From the original exhibit in Medellín, Colombia
Since 2006, Professor Susan Kalt has spearheaded opportunities for students at Roxbury Community College to interact directly with Spanish-speaking descendants of indigenous and African people about their experiences in the Americas. Events have included performances of music, dance, poetry and theater; readings, film screenings, and gallery exhibits.
One example of such events was the exhibit entitled “Cargando la carga – Carrying the load” by Colombian artist José Alexander Caicedo Castaño.
Planting a banana tree to sustain your family isn’t part of daily life in Massachusetts. Using the banana to heal wounds and its leaves to wrap food is even less familiar – and yet it is a central fact of life for rural Colombians of African descent. Banana cultivation has recently become a touchpoint for race and class-based violence on the edge of the city of Medellín, and its cultivation on the outskirts has been forbidden. Visual artist and José Alexander Caicedo Castaño organized one Afro-Colombian community to create paintings and murals in celebration of the life-sustaining and poetic qualities of the banana tree. Through their efforts, they found a voice which reaches beyond the center of their city to our students located 2500 miles to the north.

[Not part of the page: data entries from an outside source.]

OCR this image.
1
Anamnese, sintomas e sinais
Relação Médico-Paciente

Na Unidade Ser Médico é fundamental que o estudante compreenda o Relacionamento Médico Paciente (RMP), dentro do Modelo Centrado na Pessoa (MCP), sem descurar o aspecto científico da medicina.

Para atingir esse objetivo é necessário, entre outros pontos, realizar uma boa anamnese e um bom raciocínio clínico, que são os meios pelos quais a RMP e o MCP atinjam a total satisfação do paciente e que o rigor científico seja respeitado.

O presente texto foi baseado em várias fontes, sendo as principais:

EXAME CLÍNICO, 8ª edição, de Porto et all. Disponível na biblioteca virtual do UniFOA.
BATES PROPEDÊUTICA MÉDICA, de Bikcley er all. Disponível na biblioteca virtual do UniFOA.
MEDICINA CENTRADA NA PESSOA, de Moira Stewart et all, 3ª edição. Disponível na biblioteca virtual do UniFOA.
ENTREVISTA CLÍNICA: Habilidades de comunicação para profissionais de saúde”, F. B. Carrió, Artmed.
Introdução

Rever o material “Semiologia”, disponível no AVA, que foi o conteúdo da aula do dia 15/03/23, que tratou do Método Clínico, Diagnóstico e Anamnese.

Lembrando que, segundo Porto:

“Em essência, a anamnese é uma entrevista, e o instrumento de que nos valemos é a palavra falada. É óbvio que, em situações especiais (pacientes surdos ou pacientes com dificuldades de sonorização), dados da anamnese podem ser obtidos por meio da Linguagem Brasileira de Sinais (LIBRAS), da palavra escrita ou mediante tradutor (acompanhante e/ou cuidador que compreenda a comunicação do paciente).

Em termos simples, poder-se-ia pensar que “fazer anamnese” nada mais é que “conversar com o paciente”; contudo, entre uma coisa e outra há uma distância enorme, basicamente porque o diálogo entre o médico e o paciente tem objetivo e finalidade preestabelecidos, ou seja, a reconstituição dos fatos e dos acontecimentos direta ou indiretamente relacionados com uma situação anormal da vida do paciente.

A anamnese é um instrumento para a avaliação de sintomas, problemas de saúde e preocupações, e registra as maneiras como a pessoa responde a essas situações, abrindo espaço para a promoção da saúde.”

More than 50 students of Spanish and English as a Second Language participated in gallery tours of Caicedo’s exhibit entitled “Cargando la carga – Carrying the load,” curated by Mirta Tocci at the Joan Resnikoff gallery on the RCC campus. After an introductory reflection on forbidden fruit in oral history and literature, students toured the gallery, viewed a burlap sack like the one on which Caicedo’s images were originally painted, and made sense of the complex images presented in the exhibit.
They brought their questions directly to the artist, who teleconferenced with them in Spanish from his home in Antioquia, Colombia over the course of two days of gallery talks.
Here are some of the reactions of RCC students to the exhibit:
“I can relate to the living conditions which seem to mirror many places in the South during the reconstruction era, as well … as recently as the 1980s.” – K.S., Spanish 1.
“¿Por qué está la segregación de personas colombianas basada en el color de la piel?” (Why is there segregation of Colombian people based on skin color?) – L.D., Spanish 2.
“Es muy emocionante ver a la gente hacer todo lo que pueda para defender a lo que quiere.” (It is moving to see all that people do to defend what they love.) – N.C., Spanish 3.